I'm specifically thinking of this scene of the movie Das Boot. The crew seems to be able to hear the ping sound coming from British destroyers without using a hydrophone or SONAR headphones. Is this historically accurate?
In short, yes. Sound propagates very well through the water compared to air. ASDIC was initially designed to work in a 14-22 KHz range, with 20 KHz being the high end of normal human hearing. Hydrophones can help you determine the direction of incoming sonar, and can also help the submarine detect own ship's sound transients (improperly operating equipment, sailors dropping wrenches in the bilges). As a submariner myself, I have firsthand experience of trying to go to sleep and hearing another ship's sonar through the hull. I have even heard whales through the hull, although I am sure someone in the sonar shack heard them a lot clearer than I did.
This is how an ASDIC ping sounds through an WW2 submarine sonar: http://www.hnsa.org/sound/soundinthesea/track30.mp3
JP Sonar Training Records: The JP was the most important and most frequently used submarine passive sonar used during WW II. These 78-RPM training records were created for the Bureau of Naval Personnel by Columbia University - Division of War Research at the U.S. Navy Underwater Sound Laboratory, Fort Trumbul, New London, Connecticut.
These declassified sounds from the USN were collected together by sonar development company in the 1960s.
However there is no recording of the ping from within the submarine hull outside the sonar station. :(
From what I've read, it wasn't quite as clear as the crisp "ping" in the movies.

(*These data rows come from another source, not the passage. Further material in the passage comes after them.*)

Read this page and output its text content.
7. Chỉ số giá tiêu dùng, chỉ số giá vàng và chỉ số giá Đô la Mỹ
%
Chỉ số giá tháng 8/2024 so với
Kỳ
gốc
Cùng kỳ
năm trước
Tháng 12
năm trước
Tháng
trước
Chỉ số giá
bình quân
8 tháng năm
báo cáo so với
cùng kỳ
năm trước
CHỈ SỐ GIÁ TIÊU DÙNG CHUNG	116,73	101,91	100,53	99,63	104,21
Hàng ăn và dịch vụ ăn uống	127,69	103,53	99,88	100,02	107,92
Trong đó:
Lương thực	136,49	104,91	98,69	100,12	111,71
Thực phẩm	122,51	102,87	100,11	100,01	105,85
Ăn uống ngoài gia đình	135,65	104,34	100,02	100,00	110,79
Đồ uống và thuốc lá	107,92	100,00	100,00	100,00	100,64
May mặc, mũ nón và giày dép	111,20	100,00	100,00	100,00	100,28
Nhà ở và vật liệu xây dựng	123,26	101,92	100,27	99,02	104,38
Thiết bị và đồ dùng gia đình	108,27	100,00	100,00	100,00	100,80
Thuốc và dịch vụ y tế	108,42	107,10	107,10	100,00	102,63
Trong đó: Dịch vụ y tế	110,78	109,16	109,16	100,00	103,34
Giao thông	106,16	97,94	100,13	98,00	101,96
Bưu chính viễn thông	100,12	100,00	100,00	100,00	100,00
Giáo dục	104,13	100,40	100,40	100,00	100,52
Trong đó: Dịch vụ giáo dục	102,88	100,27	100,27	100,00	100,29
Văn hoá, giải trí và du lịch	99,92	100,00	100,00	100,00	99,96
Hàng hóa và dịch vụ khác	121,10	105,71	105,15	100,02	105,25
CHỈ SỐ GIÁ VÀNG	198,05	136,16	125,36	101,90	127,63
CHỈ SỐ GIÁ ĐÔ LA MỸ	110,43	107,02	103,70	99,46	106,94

I heard a recording a long time ago from a training exercise on an American submarine, where it sounded a bit scratchier. I'm having a problem finding it, but I think this is it. The person who made the clip just layered the sound on top of his video, but I think I recognize it.
I just finished reading Steel Boats, Iron Hearts by Hans Goebeler, who was a crewmember of the U-505, the U-boat that the US captured in WWII. In it he describes being able to hear the pings, but that they had to be very quiet to do so (of course, while being pursued they were very quiet anyway, to avoid detection).
That book was great by the way, I found it a very enjoyable read (although Hans isn't exactly an unbiased source, I have no idea how well regarded it is as a history rather than a memoir).